Infância esquecida (Infância – 3)
No fim de uma tarde tão bem passada, com os seus meninos – entre risadas, um ou outro ralhete e dezenas de abraços e beijocas –, era tempo de dar continuidade às arrumações de primavera. As roupas que se iam soltando das molas cheiravam a limpo, mas também a doces memórias, dos tempos em que o seu pequeno era mesmo pequeno (tanto aos olhos da sua mãe como aos do resto do mundo). Era tempo de as passar para o novo pequeno ser que crescia na casa.
Com uma voz demasiado entaramelada para o seu gosto, exteriorizou:
- Ainda me lembro, como se fosse hoje, de te ver vestido com estas roupas, filho!
- Mostra, mãe – virou-se o rapaz interessado. E retorquiu, com um sorriso: - Eu não me lembro nada destas roupas!

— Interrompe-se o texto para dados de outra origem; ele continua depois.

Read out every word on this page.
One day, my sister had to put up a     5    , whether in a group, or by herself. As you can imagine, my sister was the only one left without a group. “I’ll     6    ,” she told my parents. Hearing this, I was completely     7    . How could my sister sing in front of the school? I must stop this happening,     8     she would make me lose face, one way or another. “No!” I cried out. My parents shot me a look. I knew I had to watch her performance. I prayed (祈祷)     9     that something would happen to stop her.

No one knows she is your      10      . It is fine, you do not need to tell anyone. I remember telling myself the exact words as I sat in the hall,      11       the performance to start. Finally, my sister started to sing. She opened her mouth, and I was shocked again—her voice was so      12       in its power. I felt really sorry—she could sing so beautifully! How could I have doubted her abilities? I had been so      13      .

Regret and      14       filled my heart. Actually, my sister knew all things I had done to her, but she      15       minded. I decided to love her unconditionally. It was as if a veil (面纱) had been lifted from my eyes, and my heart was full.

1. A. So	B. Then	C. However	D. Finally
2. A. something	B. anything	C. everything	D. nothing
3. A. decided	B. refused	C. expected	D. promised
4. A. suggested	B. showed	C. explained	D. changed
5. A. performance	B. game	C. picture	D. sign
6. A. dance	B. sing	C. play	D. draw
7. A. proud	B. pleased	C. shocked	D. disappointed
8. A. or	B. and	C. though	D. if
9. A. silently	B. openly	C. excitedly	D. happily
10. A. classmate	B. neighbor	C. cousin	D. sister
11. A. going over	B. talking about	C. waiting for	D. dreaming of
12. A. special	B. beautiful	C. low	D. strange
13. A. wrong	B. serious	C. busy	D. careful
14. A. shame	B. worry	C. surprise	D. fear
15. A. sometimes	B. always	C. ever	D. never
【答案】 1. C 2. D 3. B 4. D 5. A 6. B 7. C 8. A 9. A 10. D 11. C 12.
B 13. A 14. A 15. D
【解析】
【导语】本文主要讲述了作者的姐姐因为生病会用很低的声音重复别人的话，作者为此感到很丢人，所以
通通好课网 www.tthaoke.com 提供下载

Aquele comentário atingiu-a como um raio. O seu menino, que se lembra sempre dos percursos de automóvel, dos filmes e dos livros, de lugares e de sons, pr’aí desde os seus… 4 anos… Aquela roupa era de quando ele tinha apenas 2…
E o que é feito dessas memórias? Que tristeza, pensou ela com uma ponta de amargura. A primeira infância está definida pelos especialistas como o período da vida que compreende o 1º dia até ao 6º ano da vida. E, no entanto, dessa 1ª fase apenas se guarda uma ínfima parte de recordações.
E, olhando para a sua princesita, 2 anitos quase completos, refletiu que ela, tal como o mano, nunca se iria lembrar das… (parecem mil, mas é um exagero) muitas vezes que engoliu o jantar a correr para garantir que a deitava a horas, das (sim, aqui os números são mais exatos) quase 100 semanas de noites passadas num vaivém entre quartos - ora para pôr a chupeta, ora para dar de mamar… - das centenas de xixis que a obrigaram a trocar fraldas, pijamas e às vezes camas (ainda hoje!).
Sobretudo, os seus 2 tesouros não se iriam nunca lembrar de que a mãe nunca deixava de lhes dar banho, aconchegar os lençóis ou contar uma história, mesmo que por vezes alguma dor ou o extremo cansaço prometessem não a deixar cumprir a tarefa.
“Mas, autovitimização à parte, a natureza errou aqui” – pensou ela, um pouco mais (?) racional.
A melhor época da vida, em que tudo nos é perdoado, em que (quase) tudo nos é permitido, em que se passa o tempo a dormir, brincar e a descobrir o mundo, e nada de nos lembrarmos disso! A 1ª infância deveria ser um prémio que todos recebêssemos no final da vida: os melhores anos antes do fim. Teria é de se lhe mudar o nome, para última infância, talvez?
Ou, melhor ainda! Que tal se todos nós tivéssemos o direito de voltar a essa infância, sei lá, uma vez por mês? Chupeta, Cerelac, beber leitinho na cama, colo, muito colo a qualquer ora do dia (ou da madrugada…), construir torres em legos, ouvir histórias, ter pessoas a bater-nos palmas e a rir das nossas graças e a fazer-nos sentir o centro do mundo!...
Ai, saudades dessa infância de que não me lembro!